Une atmosphère « pourrie » à La Haye

En ce moment, Mame Mandiaye Niang assure l’intérim à la tête du bureau du procureur. Le titulaire, Karim Khan, s’est mis en retrait le temps d’une enquête pour des accusations d’abus sexuels qu’il conteste fermement.

L’ambiance est lourde. « Même si ce ne sont que des accusations, cela nous perturbe et nous a affectés parce que cela a pourri l’atmosphère de la cour », confie le magistrat sénégalais.

Certaines parties, notamment israéliennes, n’ont pas hésité à exploiter cette crise interne pour discréditer les mandats d’arrêt dans le dossier Palestine. Un timing jugé plus que suspect.

Des succès qui rappellent l’utilité de la CPI

Malgré les tempêtes, la Cour continue d’avancer. Cette année a été marquée par des victoires significatives :

  • L’arrestation de l’ancien président philippin Rodrigo Duterte
  • La condamnation d’un chef de milice soudanaise
  • Des enquêtes élargies en Amérique latine, en Asie et même en Europe (Ukraine)

Autre évolution notable : après des années critiquées pour son focus presque exclusif sur l’Afrique, la CPI diversifie clairement ses dossiers.

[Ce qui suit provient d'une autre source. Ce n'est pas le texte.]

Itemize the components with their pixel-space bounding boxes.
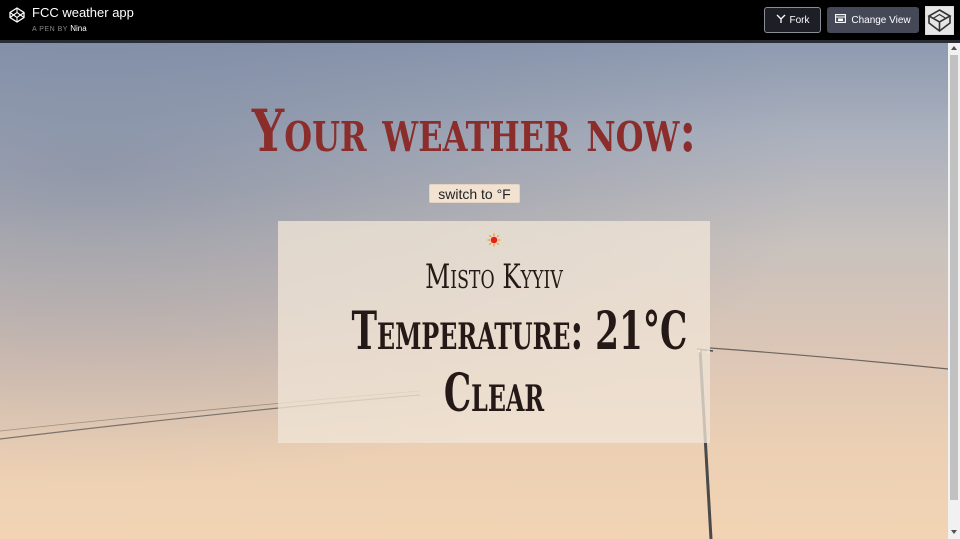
page-headline: Your weather now: — [251, 97, 697, 165]
layout-icon — [835, 14, 847, 26]
scrollbar-thumb[interactable] — [950, 55, 958, 500]
codepen-header: FCC weather app A PEN BY Nina Fork Chang… — [0, 0, 960, 40]
scroll-down-arrow-icon[interactable] — [951, 530, 957, 534]
weather-condition: Clear — [443, 363, 545, 424]
change-view-label: Change View — [851, 14, 911, 26]
unit-switch-button[interactable]: switch to °F — [429, 184, 520, 203]
fork-label: Fork — [789, 14, 810, 26]
pen-byline: A PEN BY Nina — [32, 24, 87, 33]
codepen-logo-icon[interactable] — [9, 7, 25, 23]
pen-by-prefix: A PEN BY — [32, 26, 68, 33]
pen-author-link[interactable]: Nina — [70, 24, 86, 33]
sun-icon — [487, 233, 501, 247]
pen-title[interactable]: FCC weather app — [32, 5, 134, 20]
fork-icon — [776, 14, 786, 27]
fork-button[interactable]: Fork — [764, 7, 821, 33]
change-view-button[interactable]: Change View — [827, 7, 919, 33]
scroll-up-arrow-icon[interactable] — [951, 46, 957, 50]
vertical-scrollbar[interactable] — [948, 43, 960, 539]
temperature-reading: Temperature: 21°C — [351, 301, 688, 362]
city-name: Misto Kyyiv — [425, 257, 563, 297]
weather-card: Misto Kyyiv Temperature: 21°C Clear — [278, 221, 710, 443]
weather-app-preview: Your weather now: switch to °F Misto Kyy… — [0, 43, 948, 539]
user-avatar[interactable] — [925, 6, 954, 35]
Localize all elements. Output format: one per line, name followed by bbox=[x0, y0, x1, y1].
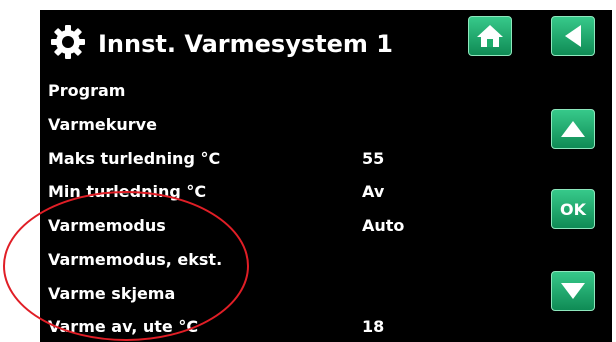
home-icon bbox=[477, 25, 503, 47]
menu-item-label: Varmekurve bbox=[48, 115, 157, 134]
menu-item-value: Av bbox=[362, 182, 385, 201]
scroll-up-button[interactable] bbox=[551, 109, 595, 149]
home-button[interactable] bbox=[468, 16, 512, 56]
back-arrow-icon bbox=[565, 25, 581, 47]
menu-item-label: Min turledning °C bbox=[48, 182, 207, 201]
scroll-down-button[interactable] bbox=[551, 271, 595, 311]
menu-item-value: 55 bbox=[362, 149, 385, 168]
back-button[interactable] bbox=[551, 16, 595, 56]
menu-item-label: Varmemodus, ekst. bbox=[48, 250, 223, 269]
menu-item-label: Varmemodus bbox=[48, 216, 166, 235]
menu-item-value: 18 bbox=[362, 317, 385, 336]
menu-item-label: Varme av, ute °C bbox=[48, 317, 199, 336]
page-title: Innst. Varmesystem 1 bbox=[98, 30, 393, 58]
menu-item-label: Program bbox=[48, 81, 126, 100]
ok-button[interactable]: OK bbox=[551, 189, 595, 229]
menu-item-label: Maks turledning °C bbox=[48, 149, 221, 168]
up-arrow-icon bbox=[561, 121, 585, 137]
gear-icon bbox=[50, 24, 86, 60]
down-arrow-icon bbox=[561, 283, 585, 299]
ok-button-label: OK bbox=[560, 199, 586, 219]
menu-item-value: Auto bbox=[362, 216, 405, 235]
display-screen: Innst. Varmesystem 1 OK Program Varmekur… bbox=[40, 10, 612, 342]
menu-item-label: Varme skjema bbox=[48, 284, 176, 303]
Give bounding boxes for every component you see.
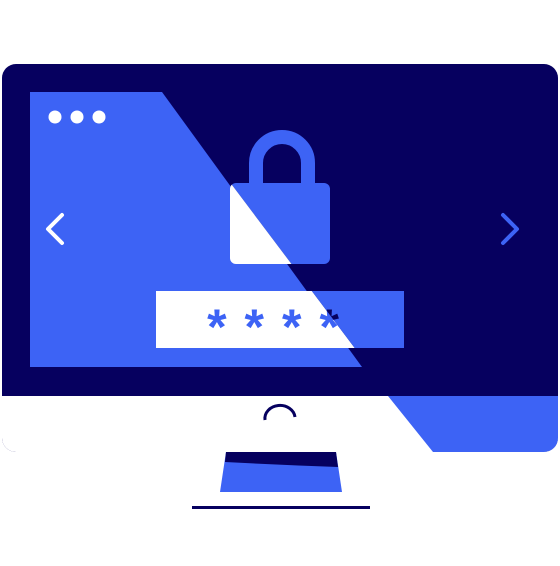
monitor-stand	[192, 452, 370, 509]
monitor-illustration: **** ****	[2, 64, 558, 509]
window-dots-icon	[48, 110, 106, 124]
secure-login-illustration: **** ****	[0, 0, 560, 566]
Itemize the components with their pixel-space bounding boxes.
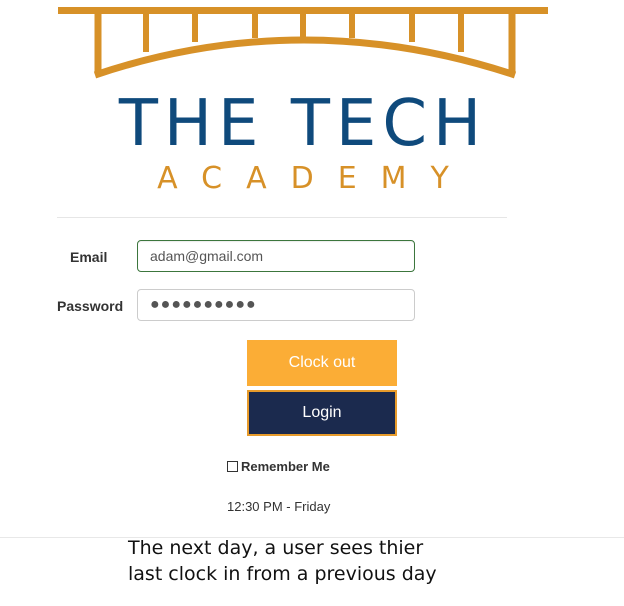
email-field[interactable]: [137, 240, 415, 272]
password-field[interactable]: [137, 289, 415, 321]
logo-title: THE TECH: [118, 87, 488, 161]
login-button[interactable]: Login: [247, 390, 397, 436]
remember-me-label[interactable]: Remember Me: [241, 459, 330, 474]
last-clock-in-timestamp: 12:30 PM - Friday: [227, 499, 331, 514]
email-label: Email: [70, 249, 108, 265]
annotation-caption: The next day, a user sees thier last clo…: [128, 535, 548, 587]
password-label: Password: [57, 298, 124, 314]
tech-academy-logo: THE TECH ACADEMY: [0, 0, 624, 210]
logo-subtitle: ACADEMY: [157, 161, 473, 196]
caption-line-2: last clock in from a previous day: [128, 563, 437, 585]
remember-me: Remember Me: [227, 457, 330, 475]
remember-me-checkbox[interactable]: [227, 460, 238, 472]
header-divider: [57, 217, 507, 218]
bridge-icon: [58, 7, 548, 79]
clock-out-button[interactable]: Clock out: [247, 340, 397, 386]
caption-line-1: The next day, a user sees thier: [128, 537, 424, 559]
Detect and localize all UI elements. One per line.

Le message est limpide : personne n’est au-dessus des lois.

« Le monde a encore besoin de nous »

À 65 ans, Mame Mandiaye Niang ne baisse pas les bras. Au contraire. Il voit dans cette crise une preuve supplémentaire de l’importance de la Cour.

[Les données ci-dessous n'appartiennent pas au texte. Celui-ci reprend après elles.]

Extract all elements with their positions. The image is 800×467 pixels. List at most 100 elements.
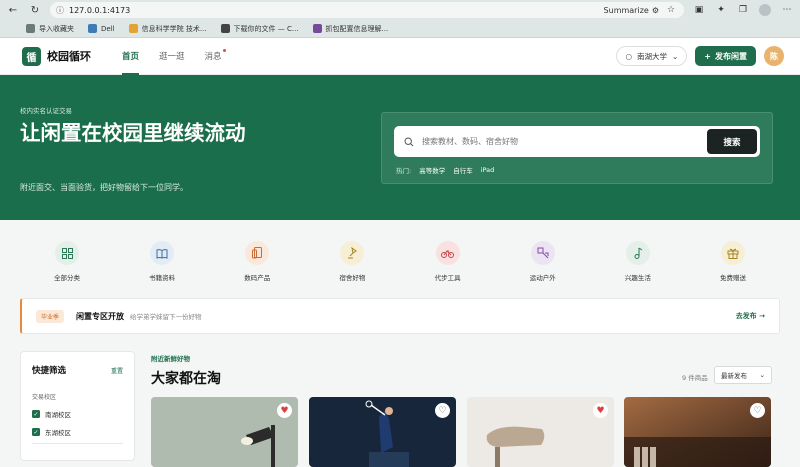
address-bar[interactable]: ⓘ 127.0.0.1:4173 Summarize ⚙ ☆ bbox=[50, 2, 684, 18]
bookmark-label: 信息科学学院 技术... bbox=[141, 24, 207, 33]
summarize-icon: ⚙ bbox=[651, 5, 659, 15]
nav-messages-label: 消息 bbox=[204, 52, 222, 62]
bookmark-label: 抓包配置信息理解... bbox=[325, 24, 389, 33]
hero-banner: 校内实名认证交易 让闲置在校园里继续流动 附近面交、当面验货，把好物留给下一位同… bbox=[0, 75, 800, 220]
more-icon[interactable]: ⋯ bbox=[780, 3, 794, 17]
favorite-button[interactable]: ♥ bbox=[593, 403, 608, 418]
category-label: 数码产品 bbox=[244, 274, 271, 282]
bookmark-item[interactable]: 抓包配置信息理解... bbox=[312, 24, 389, 34]
category-item[interactable]: 书籍资料 bbox=[116, 220, 208, 295]
chevron-down-icon: ⌄ bbox=[759, 371, 765, 379]
hot-searches: 热门: 高等数学 自行车 iPad bbox=[396, 165, 494, 175]
publish-button[interactable]: + 发布闲置 bbox=[695, 46, 756, 66]
bookmark-icon bbox=[26, 24, 35, 33]
hot-tag[interactable]: 高等数学 bbox=[419, 165, 445, 175]
feed-title: 大家都在淘 bbox=[151, 371, 221, 387]
category-label: 宿舍好物 bbox=[339, 274, 366, 282]
gift-icon bbox=[720, 241, 745, 265]
category-label: 运动户外 bbox=[529, 274, 556, 282]
category-item[interactable]: 代步工具 bbox=[402, 220, 494, 295]
nav-explore[interactable]: 逛一逛 bbox=[159, 38, 185, 75]
bookmark-item[interactable]: Dell bbox=[88, 24, 115, 33]
unread-dot bbox=[222, 48, 226, 52]
hero-title: 让闲置在校园里继续流动 bbox=[20, 121, 246, 145]
hero-eyebrow: 校内实名认证交易 bbox=[20, 107, 72, 115]
favorite-button[interactable]: ♡ bbox=[750, 403, 765, 418]
music-icon bbox=[625, 241, 650, 265]
main-nav: 首页 逛一逛 消息 bbox=[122, 38, 226, 75]
checkbox-checked-icon[interactable]: ✓ bbox=[32, 410, 40, 418]
sort-select[interactable]: 最新发布 ⌄ bbox=[714, 366, 772, 384]
logo-icon[interactable]: 循 bbox=[22, 46, 41, 66]
search-box: 搜索 bbox=[394, 126, 760, 157]
bookmark-icon bbox=[220, 24, 230, 33]
product-card[interactable]: ♥ bbox=[467, 397, 614, 467]
bookmark-item[interactable]: 导入收藏夹 bbox=[26, 24, 74, 34]
info-icon: ⓘ bbox=[56, 5, 64, 15]
book-icon bbox=[150, 241, 175, 265]
hot-tag[interactable]: iPad bbox=[481, 166, 495, 174]
heart-icon: ♥ bbox=[280, 405, 289, 416]
reset-button[interactable]: 重置 bbox=[111, 366, 123, 375]
category-item[interactable]: 宿舍好物 bbox=[306, 220, 398, 295]
notice-title: 闲置专区开放 bbox=[76, 311, 125, 321]
browser-chrome: ← ↻ ⓘ 127.0.0.1:4173 Summarize ⚙ ☆ ▣ ✦ ❐… bbox=[0, 0, 800, 38]
notice-link[interactable]: 去发布 → bbox=[736, 311, 765, 321]
category-label: 免费赠送 bbox=[719, 274, 746, 282]
copilot-icon[interactable]: ✦ bbox=[714, 3, 728, 17]
publish-label: 发布闲置 bbox=[715, 51, 747, 61]
hot-tag[interactable]: 自行车 bbox=[453, 165, 473, 175]
collections-icon[interactable]: ❐ bbox=[736, 3, 750, 17]
category-item[interactable]: 全部分类 bbox=[21, 220, 113, 295]
bookmark-item[interactable]: 下载你的文件 — C... bbox=[220, 24, 299, 34]
category-item[interactable]: 数码产品 bbox=[211, 220, 303, 295]
heart-icon: ♥ bbox=[596, 405, 605, 416]
product-image bbox=[151, 397, 298, 467]
nav-home[interactable]: 首页 bbox=[122, 38, 140, 75]
bookmark-label: Dell bbox=[101, 24, 115, 33]
search-button[interactable]: 搜索 bbox=[707, 129, 757, 154]
checkbox-checked-icon[interactable]: ✓ bbox=[32, 428, 40, 436]
bookmark-label: 下载你的文件 — C... bbox=[233, 24, 299, 33]
product-image bbox=[467, 397, 614, 467]
nav-explore-label: 逛一逛 bbox=[159, 52, 185, 62]
favorite-button[interactable]: ♥ bbox=[277, 403, 292, 418]
sport-icon bbox=[530, 241, 555, 265]
campus-checkbox[interactable]: ✓ 东湖校区 bbox=[32, 427, 123, 437]
notice-desc: 给学弟学妹留下一份好物 bbox=[130, 313, 202, 321]
category-item[interactable]: 运动户外 bbox=[497, 220, 589, 295]
url-text: 127.0.0.1:4173 bbox=[69, 5, 131, 15]
profile-icon[interactable] bbox=[758, 3, 772, 17]
product-image bbox=[309, 397, 456, 467]
bookmark-label: 导入收藏夹 bbox=[39, 24, 74, 33]
campus-filter-label: 交易校区 bbox=[32, 394, 57, 401]
device-icon bbox=[245, 241, 270, 265]
user-avatar[interactable]: 陈 bbox=[764, 46, 784, 66]
product-card[interactable]: ♡ bbox=[309, 397, 456, 467]
filter-title: 快捷筛选 bbox=[32, 366, 67, 376]
summarize-button[interactable]: Summarize ⚙ bbox=[604, 6, 659, 15]
search-input[interactable] bbox=[422, 137, 707, 146]
app-name[interactable]: 校园循环 bbox=[47, 48, 91, 64]
notice-banner: 毕业季 闲置专区开放 给学弟学妹留下一份好物 去发布 → bbox=[20, 298, 780, 334]
category-item[interactable]: 免费赠送 bbox=[687, 220, 779, 295]
category-item[interactable]: 兴趣生活 bbox=[592, 220, 684, 295]
reload-icon[interactable]: ↻ bbox=[28, 3, 42, 17]
campus-checkbox[interactable]: ✓ 南湖校区 bbox=[32, 409, 123, 419]
notice-tag: 毕业季 bbox=[36, 309, 65, 323]
category-label: 书籍资料 bbox=[149, 274, 176, 282]
nav-home-label: 首页 bbox=[122, 52, 140, 62]
extensions-icon[interactable]: ▣ bbox=[692, 3, 706, 17]
chevron-down-icon: ⌄ bbox=[672, 51, 679, 61]
favorite-button[interactable]: ♡ bbox=[435, 403, 450, 418]
bookmark-item[interactable]: 信息科学学院 技术... bbox=[128, 24, 207, 34]
back-icon[interactable]: ← bbox=[6, 3, 20, 17]
product-card[interactable]: ♡ bbox=[624, 397, 771, 467]
star-icon[interactable]: ☆ bbox=[664, 3, 678, 17]
lamp-icon bbox=[340, 241, 365, 265]
campus-selector[interactable]: ○ 南湖大学 ⌄ bbox=[616, 46, 688, 66]
product-card[interactable]: ♥ bbox=[151, 397, 298, 467]
nav-messages[interactable]: 消息 bbox=[204, 38, 226, 75]
search-icon bbox=[404, 136, 414, 146]
bookmark-icon bbox=[88, 24, 97, 33]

« C’est en ce moment que notre existence est menacée. Le monde a besoin de nous plus que jamais », lance-t-il avec détermination.

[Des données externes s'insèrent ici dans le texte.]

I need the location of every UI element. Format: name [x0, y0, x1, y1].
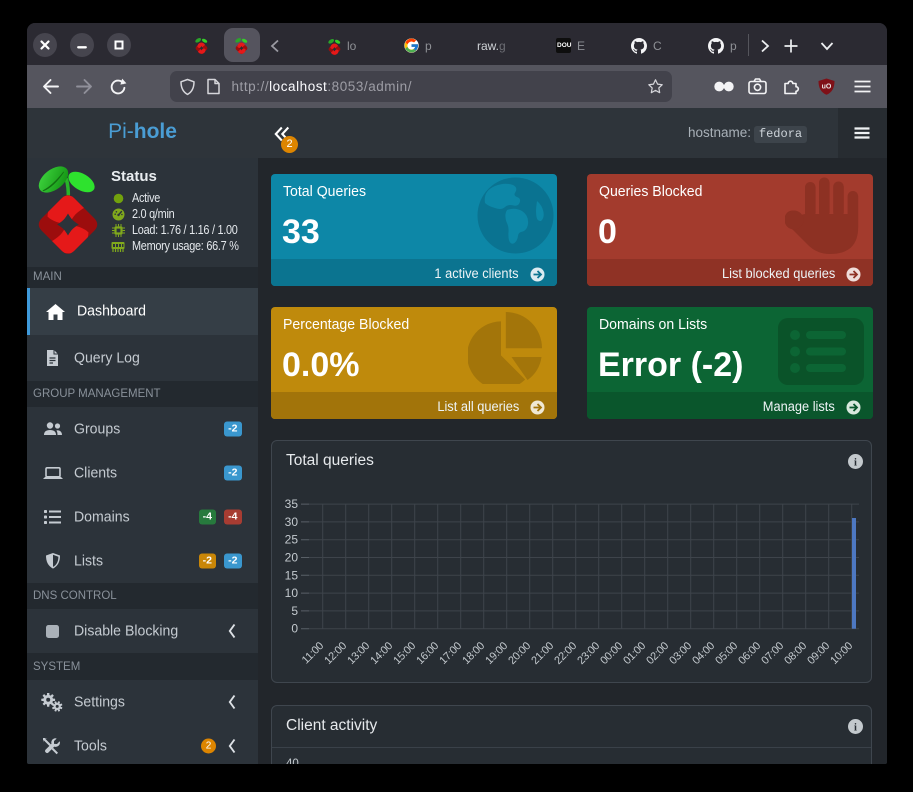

Car chaque jour, des crimes de masse sont commis quelque part sur la planète. Tant que l’impunité régnera pour les plus puissants, la CPI aura une raison d’être.

« La cour est là, et on aurait bien souhaité qu’elle ne serve plus à rien. Malheureusement, le monde est encore ce qu’il est, et nous avons encore du travail »

Mame Mandiaye Niang

Ces mots résonnent comme un appel. Pas seulement aux États membres de la CPI, mais à tous ceux qui croient encore qu’un jour, la justice pourra être la même pour tous, peu importe le passeport ou le pouvoir.

En attendant, à La Haye, des magistrats continuent leur travail. Parfois sans carte de crédit. Parfois sous pression politique immense. Mais toujours debout.

Dans un monde où les puissants dictent trop souvent leurs propres règles, des hommes et des femmes choisissent encore de dire le droit. Quitte à en payer le prix personnel. C’est peut-être cela, finalement, le vrai courage judiciaire.

La bataille pour une justice internationale indépendante est loin d’être terminée. Elle vient peut-être même de commencer un nouveau chapitre, plus dur, plus incertain, mais résolument nécessaire.